1°) une copie certifiée conforme de la décision d’ouverture de la procédure collective étrangère et de désignation du représentant étranger;

2°) un certificat de la juridiction étrangère attestant de l’ouverture de la procédure collective étrangère et la désignation du représentant étranger ;

3°) en l’absence des pièces visées aux numéros 1°) et 2°) du présent article, toute autre preuve de l’ouverture de la procédure collective étrangère et de la désignation du représentant étranger susceptible d’être acceptée par la juridiction compétente au sens des articles 3, 3-1 et 3-2 ci-dessus.

La demande de reconnaissance est également accompagnée d’une déclaration identifiant toutes les procédures collectives étrangères concernant le débiteur qui sont connues par le représentant étranger.

Tous les documents fournis à l’appui de la demande de reconnaissance du présent article doivent être rédigés ou traduits dans la ou dans une langue officielle de l’État partie concerné.

 

ARTICLE 256-15

Nonobstant toute disposition du présent chapitre, la juridiction compétente saisie d’une demande de reconnaissance d’une procédure collective étrangère peut prendre en compte les présomptions énoncées au présent article.

En particulier, si la copie certifiée conforme de la décision ou le certificat visés à l’article 256- 14 indiquent que la procédure étrangère est une procédure collective étrangère, telle que définie à l’article 1-3 ci-dessus, et que le représentant de ladite procédure est un représentant étranger, tel que défini à l’article 1-3, la juridiction compétente peut présumer qu’il en est ainsi.

La juridiction compétente est également habilitée à présumer que les documents soumis à l’appui de la demande de reconnaissance de la procédure collective étrangère sont authentiques, qu’ils aient ou non été certifiés.
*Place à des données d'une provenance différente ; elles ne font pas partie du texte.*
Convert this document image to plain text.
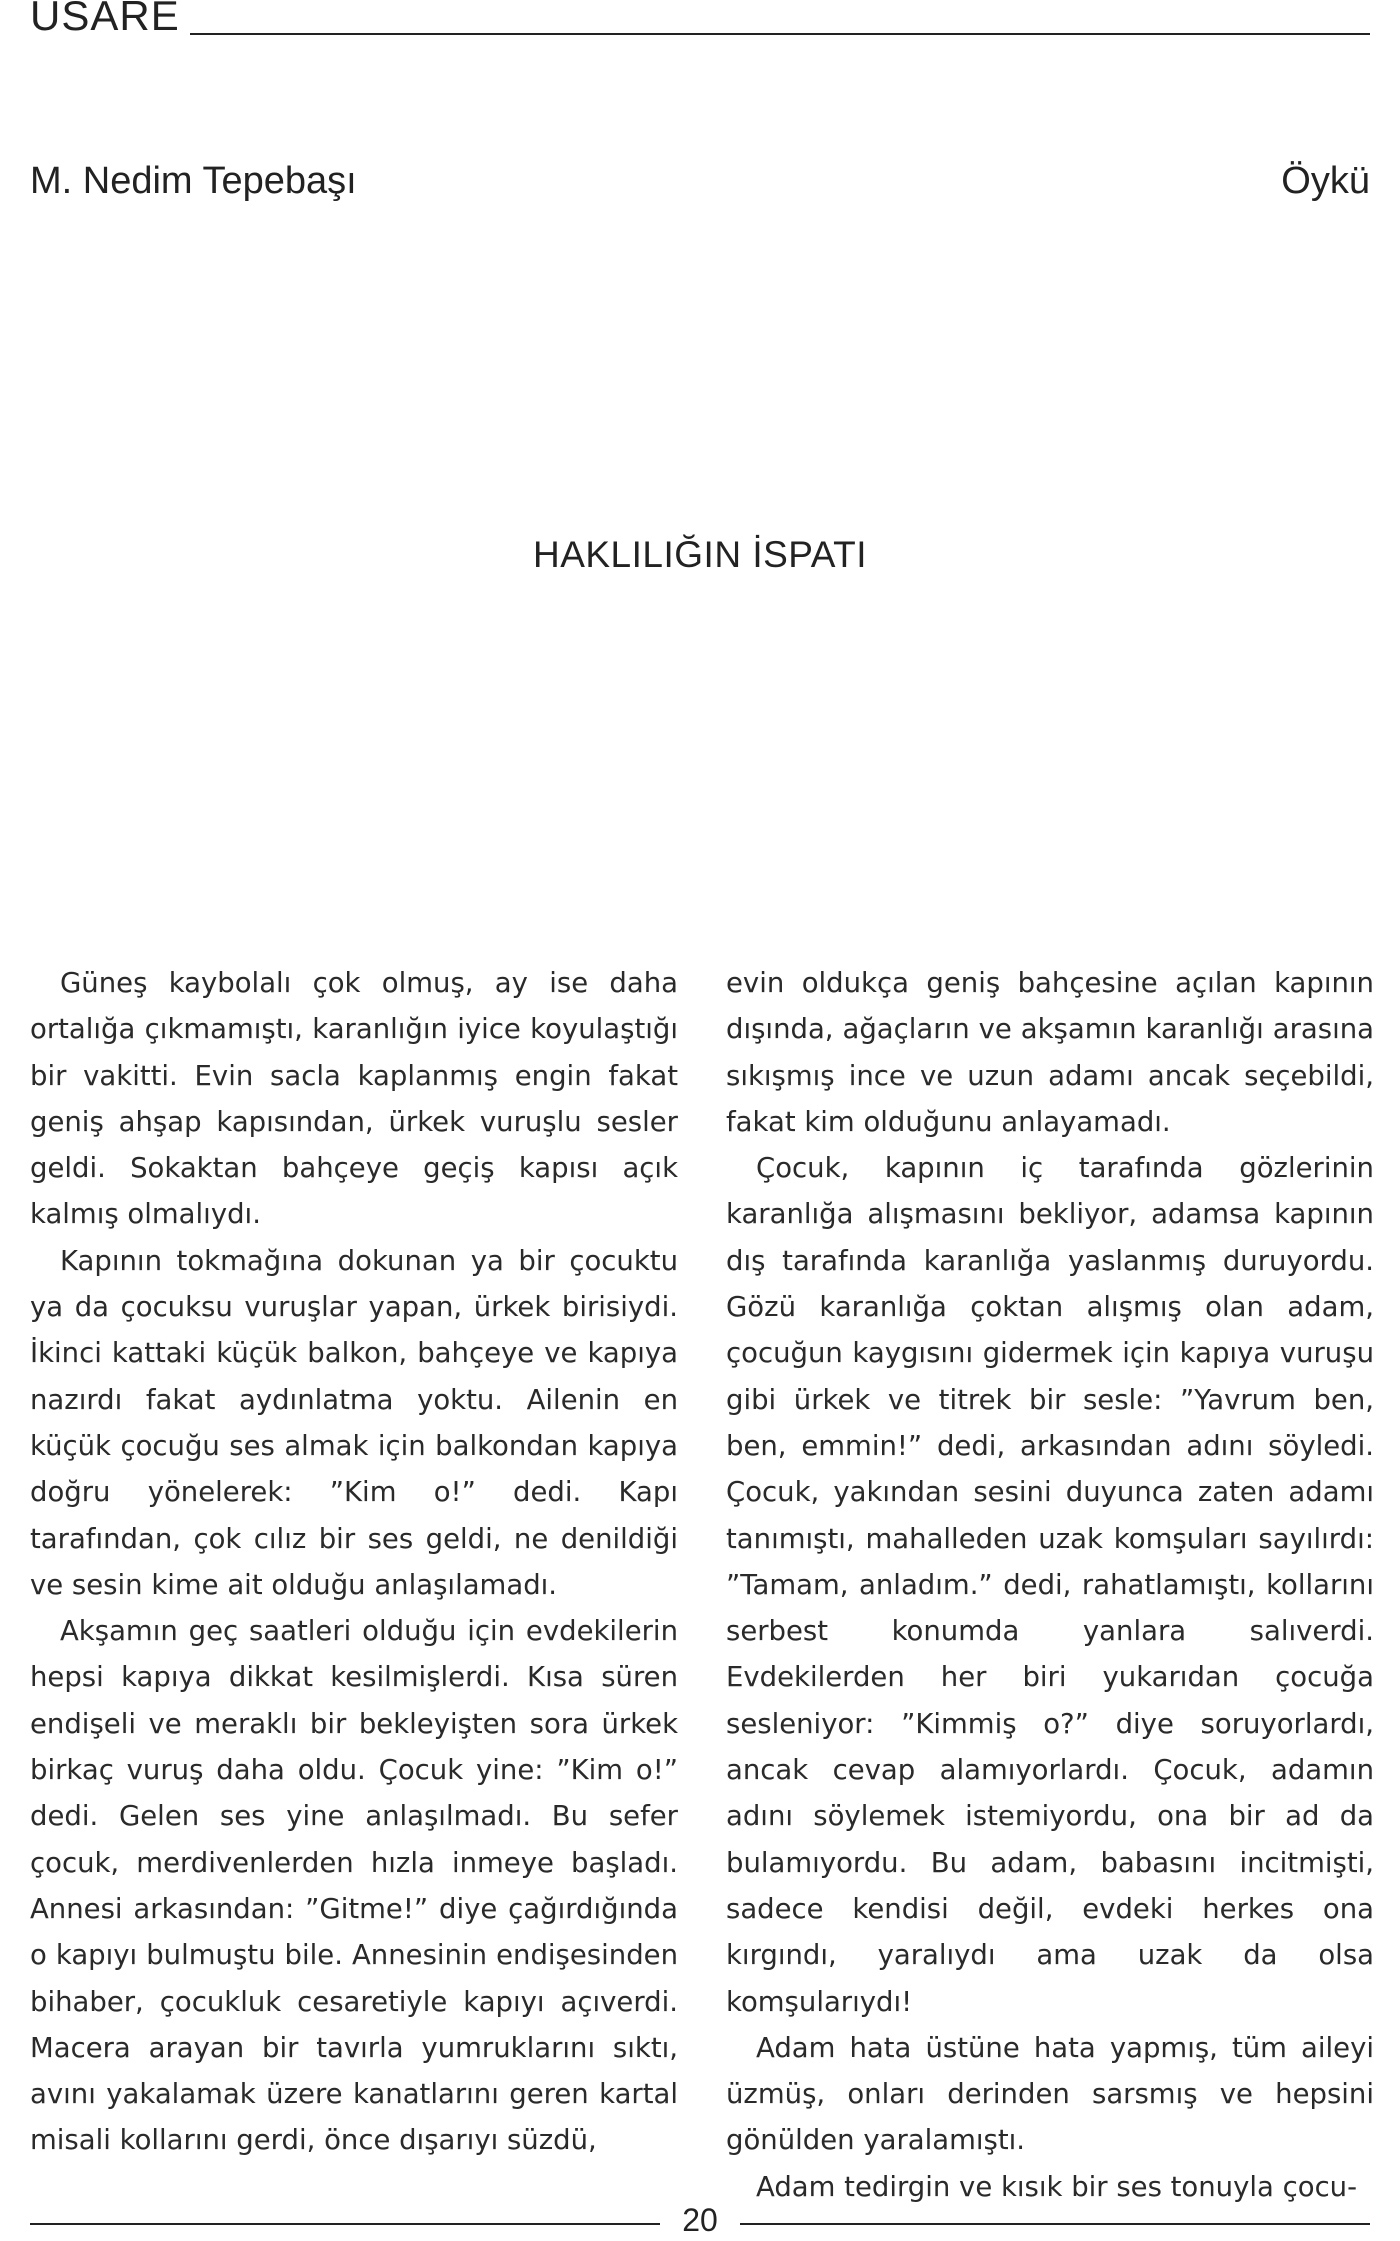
USARE
M. Nedim Tepebaşı	Öykü
HAKLILIĞIN İSPATI

Güneş kaybolalı çok olmuş, ay ise daha ortalığa çıkmamıştı, karanlığın iyice koyulaştığı bir vakitti. Evin sacla kaplanmış engin fakat geniş ahşap kapısından, ürkek vuruşlu sesler geldi. Sokaktan bahçeye geçiş kapısı açık kalmış olmalıydı.

Kapının tokmağına dokunan ya bir çocuktu ya da çocuksu vuruşlar yapan, ürkek birisiydi. İkinci kattaki küçük balkon, bahçeye ve kapıya nazırdı fakat aydınlatma yoktu. Ailenin en küçük çocuğu ses almak için balkondan kapıya doğru yönelerek: ”Kim o!” dedi. Kapı tarafından, çok cılız bir ses geldi, ne denildiği ve sesin kime ait olduğu anlaşılamadı.

Akşamın geç saatleri olduğu için evdekilerin hepsi kapıya dikkat kesilmişlerdi. Kısa süren endişeli ve meraklı bir bekleyişten sora ürkek birkaç vuruş daha oldu. Çocuk yine: ”Kim o!” dedi. Gelen ses yine anlaşılmadı. Bu sefer çocuk, merdivenlerden hızla inmeye başladı. Annesi arkasından: ”Gitme!” diye çağırdığında o kapıyı bulmuştu bile. Annesinin endişesinden bihaber, çocukluk cesaretiyle kapıyı açıverdi. Macera arayan bir tavırla yumruklarını sıktı, avını yakalamak üzere kanatlarını geren kartal misali kollarını gerdi, önce dışarıyı süzdü,

evin oldukça geniş bahçesine açılan kapının dışında, ağaçların ve akşamın karanlığı arasına sıkışmış ince ve uzun adamı ancak seçebildi, fakat kim olduğunu anlayamadı.

Çocuk, kapının iç tarafında gözlerinin karanlığa alışmasını bekliyor, adamsa kapının dış tarafında karanlığa yaslanmış duruyordu. Gözü karanlığa çoktan alışmış olan adam, çocuğun kaygısını gidermek için kapıya vuruşu gibi ürkek ve titrek bir sesle: ”Yavrum ben, ben, emmin!” dedi, arkasından adını söyledi. Çocuk, yakından sesini duyunca zaten adamı tanımıştı, mahalleden uzak komşuları sayılırdı: ”Tamam, anladım.” dedi, rahatlamıştı, kollarını serbest konumda yanlara salıverdi. Evdekilerden her biri yukarıdan çocuğa sesleniyor: ”Kimmiş o?” diye soruyorlardı, ancak cevap alamıyorlardı. Çocuk, adamın adını söylemek istemiyordu, ona bir ad da bulamıyordu. Bu adam, babasını incitmişti, sadece kendisi değil, evdeki herkes ona kırgındı, yaralıydı ama uzak da olsa komşularıydı!

Adam hata üstüne hata yapmış, tüm aileyi üzmüş, onları derinden sarsmış ve hepsini gönülden yaralamıştı.

Adam tedirgin ve kısık bir ses tonuyla çocu-

20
Sauf preuve contraire, dans le cas d’une personne morale, le siège statutaire, ou, dans le cas d’un particulier, la résidence habituelle, du débiteur est présumé être le centre de ses intérêts principaux.

 

ARTICLE 256-16

Sous réserve des dispositions de l’article 256-5 ci-dessous, une procédure collective étrangère est reconnue si :

  • elle est une procédure collective étrangère, telle que définie à l’article 1-3 ;
  • le représentant demandant la reconnaissance est un représentant étranger, tel que défini à l’article 1-3 ;
  • la demande satisfait aux exigences de l’alinéa 2 de l’article 256-14 ;
  • la demande a été soumise à la juridiction compétente visée à l’article 256-3.

La procédure collective étrangère est reconnue :

  • en tant que procédure collective étrangère principale si elle a lieu dans l’État étranger où le débiteur a le centre de ses intérêts principaux ;
  • en tant que procédure collective étrangère non principale si le débiteur a un établissement, tel que défini à l’article 1-3 ci-dessus, dans l’État étranger.
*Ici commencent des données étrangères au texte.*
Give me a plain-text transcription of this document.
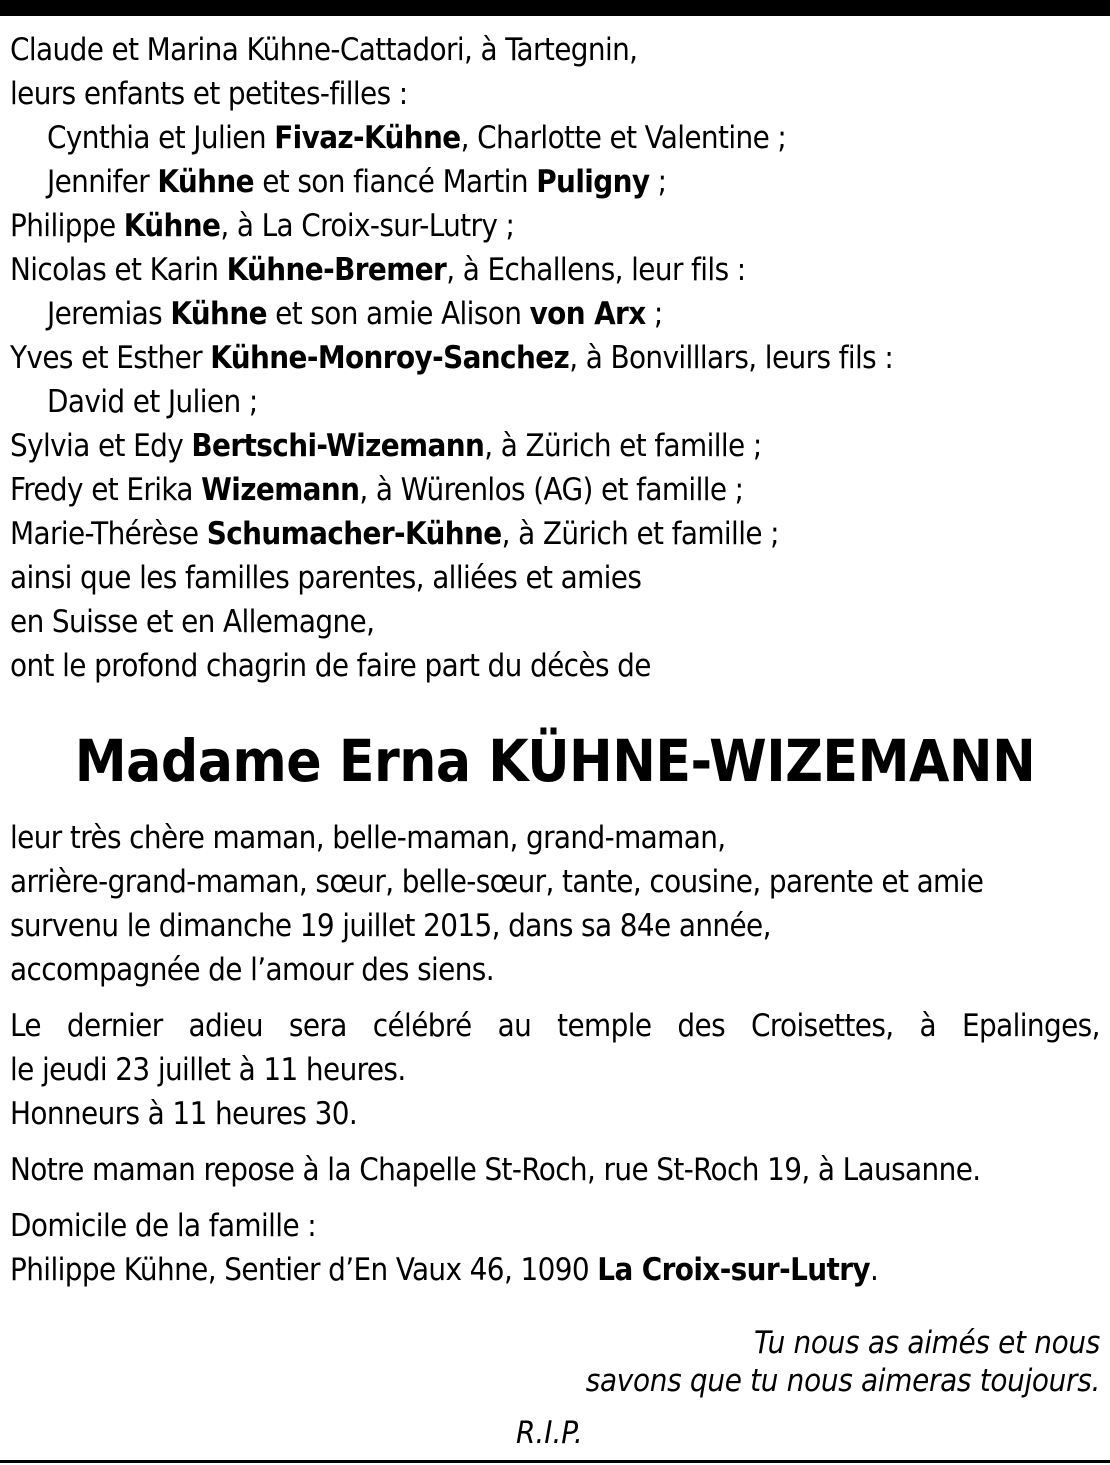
Claude et Marina Kühne-Cattadori, à Tartegnin,
leurs enfants et petites-filles :
Cynthia et Julien Fivaz-Kühne, Charlotte et Valentine ;
Jennifer Kühne et son fiancé Martin Puligny ;
Philippe Kühne, à La Croix-sur-Lutry ;
Nicolas et Karin Kühne-Bremer, à Echallens, leur fils :
Jeremias Kühne et son amie Alison von Arx ;
Yves et Esther Kühne-Monroy-Sanchez, à Bonvilllars, leurs fils :
David et Julien ;
Sylvia et Edy Bertschi-Wizemann, à Zürich et famille ;
Fredy et Erika Wizemann, à Würenlos (AG) et famille ;
Marie-Thérèse Schumacher-Kühne, à Zürich et famille ;
ainsi que les familles parentes, alliées et amies
en Suisse et en Allemagne,
ont le profond chagrin de faire part du décès de
Madame Erna KÜHNE-WIZEMANN
leur très chère maman, belle-maman, grand-maman,
arrière-grand-maman, sœur, belle-sœur, tante, cousine, parente et amie
survenu le dimanche 19 juillet 2015, dans sa 84e année,
accompagnée de l’amour des siens.
Le dernier adieu sera célébré au temple des Croisettes, à Epalinges,
le jeudi 23 juillet à 11 heures.
Honneurs à 11 heures 30.
Notre maman repose à la Chapelle St-Roch, rue St-Roch 19, à Lausanne.
Domicile de la famille :
Philippe Kühne, Sentier d’En Vaux 46, 1090 La Croix-sur-Lutry.
Tu nous as aimés et nous
savons que tu nous aimeras toujours.
R.I.P.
La décision relative à une demande de reconnaissance d’une procédure collective étrangère est rendue dans un bref délai.

Les dispositions des articles 256-13 à 256-17 n’empêchent pas la modification ou la cessation de la reconnaissance de la procédure collective étrangère s’il apparaît que les motifs de la reconnaissance étaient totalement ou partiellement absents ou qu’ils ont cessé d’exister.

 

ARTICLE 256-17

A compter de la date de la présentation de la demande de reconnaissance de la procédure collective étrangère, le représentant étranger informe, sans délai, la juridiction compétente :

  • de toute modification substantielle du statut de la procédure collective étrangère reconnue ou du statut de la nomination du représentant étranger ;
  • de toute autre procédure collective étrangère concernant le débiteur qui a été portée à sa connaissance.

 

ARTICLE 256-18

Entre la date de la présentation d’une demande de reconnaissance de la procédure collective étrangère devant la juridiction compétente et celle du prononcé de la décision de reconnaissance, lorsqu’il est urgent de prendre des mesures pour protéger les biens du débiteur ou les intérêts des créanciers, la juridiction compétente peut, à la demande du représentant étranger, prendre les mesures provisoires suivantes :

  • interdire ou suspendre les mesures d’exécution à rencontre des biens du débiteur, y compris toute mesure d’exécution extrajudiciaire;
  • confier l’administration ou la réalisation de tout ou partie des biens du débiteur situés sur le territoire de la juridiction compétente au représentant étranger ou à un syndic désigné par celle-ci, afin de protéger et préserver la valeur de ces biens lorsque, de par leur nature ou en raison d’autres circonstances, ils sont périssables, susceptibles de se dévaluer ou autrement menacés ;
  • accorder toutes mesures visées aux numéros 3°, 4° et 7° du premier alinéa de l’article 256-20 ci-dessous.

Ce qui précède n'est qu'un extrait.